In general, nothing gets unghostified unless and until it *has* to be
unghostified.  Indeed, if you do anIOBTree[key] starting with an empty
cache, and anIOBTree contains a million interior nodes, the only things
unghosted are the btree and bucket nodes on the direct path from the root of
the btree to the bucket containing the key.  That's usually two or three
nodes total, maybe four for a very large tree.

> ...
> Curious if this code (present in BTree_getm of BTreeTemplate.c) could do
> arguably the wrong thing in the face of a POSKeyError:
>
>   UNLESS (PyArg_ParseTuple(args, "O|O", &key, &d)) return NULL;
>   if ((r=_BTree_get(self, key, 0))) return r;
>   UNLESS (PyErr_ExceptionMatches(PyExc_KeyError)) return NULL;

Good eye!  If you do abtree.get(key, adefault), and an attempt is made to
unghostify a dangling interior btree or bucket node, I believe you're right,
this code will return `adefault`.

> From a quick reading of the docs a PyErr_ExceptionMatches also compares
> true if a base class matches.

Yes, it's the same logic as Python "except KeyError".  Note that the C code
makes no assumption about which kind of storage is in use, so that the
storage API requires raising KeyError on a missing object makes this deeply
ambiguous.

> I mean, I guess it doesn't matter much (eventually you get None back).

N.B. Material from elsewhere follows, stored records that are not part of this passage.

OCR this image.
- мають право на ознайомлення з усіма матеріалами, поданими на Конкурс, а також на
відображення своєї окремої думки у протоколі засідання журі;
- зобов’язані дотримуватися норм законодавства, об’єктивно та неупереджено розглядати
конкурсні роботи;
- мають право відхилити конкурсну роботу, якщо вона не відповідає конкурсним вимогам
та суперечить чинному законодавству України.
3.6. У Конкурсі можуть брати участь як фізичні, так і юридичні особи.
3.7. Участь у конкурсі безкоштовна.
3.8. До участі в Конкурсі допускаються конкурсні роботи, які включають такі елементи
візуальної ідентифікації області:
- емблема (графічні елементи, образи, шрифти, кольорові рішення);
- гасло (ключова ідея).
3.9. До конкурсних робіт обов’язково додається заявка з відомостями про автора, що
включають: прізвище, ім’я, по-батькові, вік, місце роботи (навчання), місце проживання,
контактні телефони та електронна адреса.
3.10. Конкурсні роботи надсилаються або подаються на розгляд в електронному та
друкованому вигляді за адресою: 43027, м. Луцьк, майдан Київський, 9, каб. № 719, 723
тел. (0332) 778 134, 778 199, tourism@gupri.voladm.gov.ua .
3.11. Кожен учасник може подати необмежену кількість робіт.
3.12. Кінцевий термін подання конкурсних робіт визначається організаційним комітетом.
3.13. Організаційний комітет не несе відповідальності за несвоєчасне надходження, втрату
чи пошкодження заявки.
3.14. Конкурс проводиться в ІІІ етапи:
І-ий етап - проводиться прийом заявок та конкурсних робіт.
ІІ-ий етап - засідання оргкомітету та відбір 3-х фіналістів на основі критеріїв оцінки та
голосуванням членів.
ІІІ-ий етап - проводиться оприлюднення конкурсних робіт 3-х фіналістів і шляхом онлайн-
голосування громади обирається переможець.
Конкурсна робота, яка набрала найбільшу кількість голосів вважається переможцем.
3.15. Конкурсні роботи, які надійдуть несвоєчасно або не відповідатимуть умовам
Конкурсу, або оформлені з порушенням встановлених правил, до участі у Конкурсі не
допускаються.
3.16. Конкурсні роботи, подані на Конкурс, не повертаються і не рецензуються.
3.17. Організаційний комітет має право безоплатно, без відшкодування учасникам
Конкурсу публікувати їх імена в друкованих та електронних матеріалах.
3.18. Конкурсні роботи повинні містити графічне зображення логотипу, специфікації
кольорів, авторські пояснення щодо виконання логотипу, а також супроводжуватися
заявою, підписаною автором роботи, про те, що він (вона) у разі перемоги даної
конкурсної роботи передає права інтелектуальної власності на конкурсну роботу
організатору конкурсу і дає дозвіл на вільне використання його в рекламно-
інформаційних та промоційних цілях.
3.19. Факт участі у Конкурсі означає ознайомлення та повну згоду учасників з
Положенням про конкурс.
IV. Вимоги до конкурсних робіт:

Hiding serious errors always sucks.

> But it'd be nice to know if a POSKeyError resulted from this call
> instead of hiding it unintentionally (if that's indeed what it does).

It's more that the code needs to distinguish (but doesn't distinguish)
"KeyError because the key isn't present" from "KeyError because the storage
API requires raising KeyError if the btree is insane due to missing internal
nodes".

> But probably not critical at all.

Dangling references are supposed to be impossible <wink>.  Tracking down
ways in which they occur anyway is critical, but there's really no reason to
suspect that they have any skill at hiding when they do occur.

When I have time to devote to this, I'd rather spend it on beefing up ZODB
to verify upon commit that the subobjects referenced by a modified object
actually exist in the database.  I believe Toby's DirectoryStorage makes
this kind of check, and it's a good idea.

...

>> Here's code that breaks, provided you use a pre-repaired ZODB 3.2.  It's
>> a minor variant of code I posted before.

...

> Whew.   That must have took some work to think up. ;-)

It took some work the first time, when I posted the code showing how
POSKeyError can get provoked.  The changes to provoke a "missing key" error
instead were trivial.

The point is that the "subtxn commit, close, open" dance could make cache
state vanish.  If it was cache state for a newly created object, then
POSKeyError is the outcome.  If it was cache state for a *modified*
pre-existing object, then you get the pre-modified state back.  There's no
limit on how perverse the symptoms could get.  For example, while I haven't
posted an example for this one, it's also possible to end up *committing*
dangling references, so that they become a permanent part of on-disk
database state (in regards to which, I think that's highly relevant to
Richard Jones's current thread on zope-dev).

> At very least, I now have a decoy explanation for now until we find the
> next case.! ;-)

This one is so bad it can explain anything.  Happily, we've fixed "the last
bug" of that kind so many times there can't be any more of them <wink>.